De plus, dans la vision classique des choses qui a longtemps dominé les esprits, le
gouvernant, seul acteur reconnu de la politique entre les nations, était facilement habilité à
trancher seul les problèmes de morale internationale. Dès qu'il s'agissait de politique
extérieure, le chef d'Etat ou de gouvernement était implicitement investi en tant que
principale instance éthique, seule en mesure de fixer les normes permettant de juger de la
moralité des comportements sur la scène mondiale
. Cette confiscation consentie de
l'éthique internationale a été d'autant plus lourde de conséquences qu'à en croire Hans
Morgenthau, un des auteurs réalistes les plus influents, chez le responsable international la
moralité devait toujours céder la place à la prudence, forme de gestion raisonnable et
pragmatique qui place le souci éthique sous la juridiction souveraine de l'intérêt national
.
Cependant, même affaiblie, l'aspiration à voir s'instaurer un monde meilleur
demeura vivace dans les populations, en particulier dans certains groupes sociaux taraudés
par la quête de l'idéal, comme la jeunesse ou les intellectuels, Les pouvoirs ont
fréquemment cherché à jouer de ces aspirations à la paix, au désarmement, à l'avènement
des droits de l'homme et à la fraternité universelle, mais il n'est point assuré qu'ils les aient
beaucoup suivies.
De fait, un partage fonctionnel des tâches s'est souvent instauré entre les
gouvernants, chargés de gérer le réel et certaines instances jouissant d'une autorité morale
ou religieuse, qui se sont spécialisées dans le rappel à l'ordre éthique des hommes et des
Etats. Certaines organisations internationales, surtout à leurs débuts, puis les titulaires
successifs du trône de Saint-Pierre ont, par exemple, exercé un magistère éthique
remarquable mais généralement relégué à distance respectable de la politique mondiale
réelle. Plus récemment encore, des organisations internationales non-gouvernementales
d'un type nouveau se sont multipliées et développées en parvenant à mobiliser un grand
nombre de personnes dans des croisades modernes dédiées à la défense des droits de
l'homme ou à la promotion des interventions humanitaires partout dans le monde. De
même, des mouvements sociaux moins organisés et peu institutionnalisés font
régulièrement irruption dans le jeu politique international pour faire valoir des exigences
éthiques au moins autant que politiques, comme l'ont fait dans la plupart des pays
d'Europe, au début des années 80, les mouvements de la paix qui entendaient s'opposer au
déploiement de nouveaux vecteurs nucléaires à l'Ouest.

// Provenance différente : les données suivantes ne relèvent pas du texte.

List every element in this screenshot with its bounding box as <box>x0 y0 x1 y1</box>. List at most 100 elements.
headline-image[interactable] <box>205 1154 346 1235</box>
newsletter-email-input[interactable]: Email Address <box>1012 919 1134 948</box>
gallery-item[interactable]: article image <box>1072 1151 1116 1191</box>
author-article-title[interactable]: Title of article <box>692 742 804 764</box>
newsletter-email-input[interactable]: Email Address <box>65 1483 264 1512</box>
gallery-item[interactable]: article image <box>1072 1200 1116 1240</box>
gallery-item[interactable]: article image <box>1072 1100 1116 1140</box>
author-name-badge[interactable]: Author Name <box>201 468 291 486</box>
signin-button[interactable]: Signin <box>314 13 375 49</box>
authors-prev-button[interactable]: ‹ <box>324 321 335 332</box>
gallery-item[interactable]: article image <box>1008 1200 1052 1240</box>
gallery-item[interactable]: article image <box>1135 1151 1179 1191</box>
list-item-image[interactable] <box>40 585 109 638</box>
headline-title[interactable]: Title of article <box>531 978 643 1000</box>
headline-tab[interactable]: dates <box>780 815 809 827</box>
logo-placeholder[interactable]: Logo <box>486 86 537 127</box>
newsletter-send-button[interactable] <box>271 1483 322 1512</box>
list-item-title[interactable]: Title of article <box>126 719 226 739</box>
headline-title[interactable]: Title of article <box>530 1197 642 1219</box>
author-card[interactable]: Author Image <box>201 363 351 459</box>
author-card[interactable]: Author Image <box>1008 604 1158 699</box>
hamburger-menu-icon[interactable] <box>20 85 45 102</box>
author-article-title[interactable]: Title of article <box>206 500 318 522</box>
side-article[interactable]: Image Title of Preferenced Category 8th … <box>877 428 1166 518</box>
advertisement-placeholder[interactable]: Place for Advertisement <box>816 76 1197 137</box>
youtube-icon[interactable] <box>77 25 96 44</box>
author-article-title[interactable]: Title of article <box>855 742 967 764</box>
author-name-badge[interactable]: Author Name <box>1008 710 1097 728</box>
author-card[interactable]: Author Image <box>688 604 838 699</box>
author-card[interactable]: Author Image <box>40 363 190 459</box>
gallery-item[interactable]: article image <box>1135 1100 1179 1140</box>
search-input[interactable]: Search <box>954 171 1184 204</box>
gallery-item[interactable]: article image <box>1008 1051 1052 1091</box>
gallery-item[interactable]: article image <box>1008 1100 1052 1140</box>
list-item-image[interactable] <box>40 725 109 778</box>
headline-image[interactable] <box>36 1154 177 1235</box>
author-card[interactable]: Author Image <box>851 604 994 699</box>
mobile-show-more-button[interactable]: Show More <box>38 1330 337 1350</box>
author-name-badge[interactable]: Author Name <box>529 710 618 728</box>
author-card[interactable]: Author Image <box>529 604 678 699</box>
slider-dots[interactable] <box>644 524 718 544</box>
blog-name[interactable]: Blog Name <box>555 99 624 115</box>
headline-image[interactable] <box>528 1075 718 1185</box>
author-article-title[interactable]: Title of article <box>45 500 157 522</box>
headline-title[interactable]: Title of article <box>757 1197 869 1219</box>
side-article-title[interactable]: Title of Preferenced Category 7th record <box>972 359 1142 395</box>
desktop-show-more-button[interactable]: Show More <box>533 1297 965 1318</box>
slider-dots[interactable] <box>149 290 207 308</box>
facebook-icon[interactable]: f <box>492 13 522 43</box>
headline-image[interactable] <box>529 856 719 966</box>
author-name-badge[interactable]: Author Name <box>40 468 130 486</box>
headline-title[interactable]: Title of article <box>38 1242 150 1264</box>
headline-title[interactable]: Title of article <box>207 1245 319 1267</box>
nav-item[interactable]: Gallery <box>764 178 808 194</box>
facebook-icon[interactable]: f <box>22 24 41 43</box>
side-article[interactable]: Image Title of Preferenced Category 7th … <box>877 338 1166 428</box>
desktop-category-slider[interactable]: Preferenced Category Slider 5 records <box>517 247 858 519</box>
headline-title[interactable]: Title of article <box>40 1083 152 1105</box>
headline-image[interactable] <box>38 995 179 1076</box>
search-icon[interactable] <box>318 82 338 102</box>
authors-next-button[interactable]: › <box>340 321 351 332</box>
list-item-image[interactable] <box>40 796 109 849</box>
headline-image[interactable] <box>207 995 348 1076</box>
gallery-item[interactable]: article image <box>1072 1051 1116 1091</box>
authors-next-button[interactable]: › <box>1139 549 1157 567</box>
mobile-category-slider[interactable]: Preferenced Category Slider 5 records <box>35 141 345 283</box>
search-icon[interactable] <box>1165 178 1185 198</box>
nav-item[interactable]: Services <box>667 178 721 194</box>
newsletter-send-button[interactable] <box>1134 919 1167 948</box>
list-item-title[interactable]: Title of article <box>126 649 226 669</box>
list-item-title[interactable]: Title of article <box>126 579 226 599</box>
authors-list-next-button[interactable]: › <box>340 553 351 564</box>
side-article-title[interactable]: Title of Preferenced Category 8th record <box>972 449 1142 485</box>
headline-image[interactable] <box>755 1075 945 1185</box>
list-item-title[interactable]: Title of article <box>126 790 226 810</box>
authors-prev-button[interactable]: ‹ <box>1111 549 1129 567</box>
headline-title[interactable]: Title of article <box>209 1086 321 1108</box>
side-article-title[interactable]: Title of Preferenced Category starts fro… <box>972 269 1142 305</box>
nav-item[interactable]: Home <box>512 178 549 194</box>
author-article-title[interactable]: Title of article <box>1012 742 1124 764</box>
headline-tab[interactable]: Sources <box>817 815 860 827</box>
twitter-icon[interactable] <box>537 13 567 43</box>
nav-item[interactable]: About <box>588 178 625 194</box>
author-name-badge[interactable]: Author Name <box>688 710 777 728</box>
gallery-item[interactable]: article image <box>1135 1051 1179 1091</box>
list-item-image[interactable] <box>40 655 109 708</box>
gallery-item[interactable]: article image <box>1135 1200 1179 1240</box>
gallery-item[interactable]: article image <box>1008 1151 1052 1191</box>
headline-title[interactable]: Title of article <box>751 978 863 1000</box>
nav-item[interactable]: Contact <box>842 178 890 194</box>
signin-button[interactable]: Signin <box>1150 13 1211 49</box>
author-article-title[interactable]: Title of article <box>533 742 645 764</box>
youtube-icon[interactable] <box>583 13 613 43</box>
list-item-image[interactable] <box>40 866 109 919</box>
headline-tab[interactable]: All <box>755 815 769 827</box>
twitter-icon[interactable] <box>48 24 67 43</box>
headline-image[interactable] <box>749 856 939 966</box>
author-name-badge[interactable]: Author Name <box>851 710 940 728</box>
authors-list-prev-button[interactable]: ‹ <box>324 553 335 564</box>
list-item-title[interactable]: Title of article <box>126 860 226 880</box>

Voir notamment Carr (Edward H.), The Twenty Years' Crisis. 1919-1939, Londres,
Macmillan, 1949 (première édition : 1939).
Cette perception commune a été théorisée. Voir sur ce point la contribution de Giesen
(Klaus-Gerd), in Girard (Michel), (dir.), Les individus dans la politique internationale, Paris,
Economica, 1993, chapitre 1.
Voir Morgenthau (Hans), Politics among Nations. The Struggle for Power and Peace, New
York, Alfred Knopf, 1978 (première édition : 1948).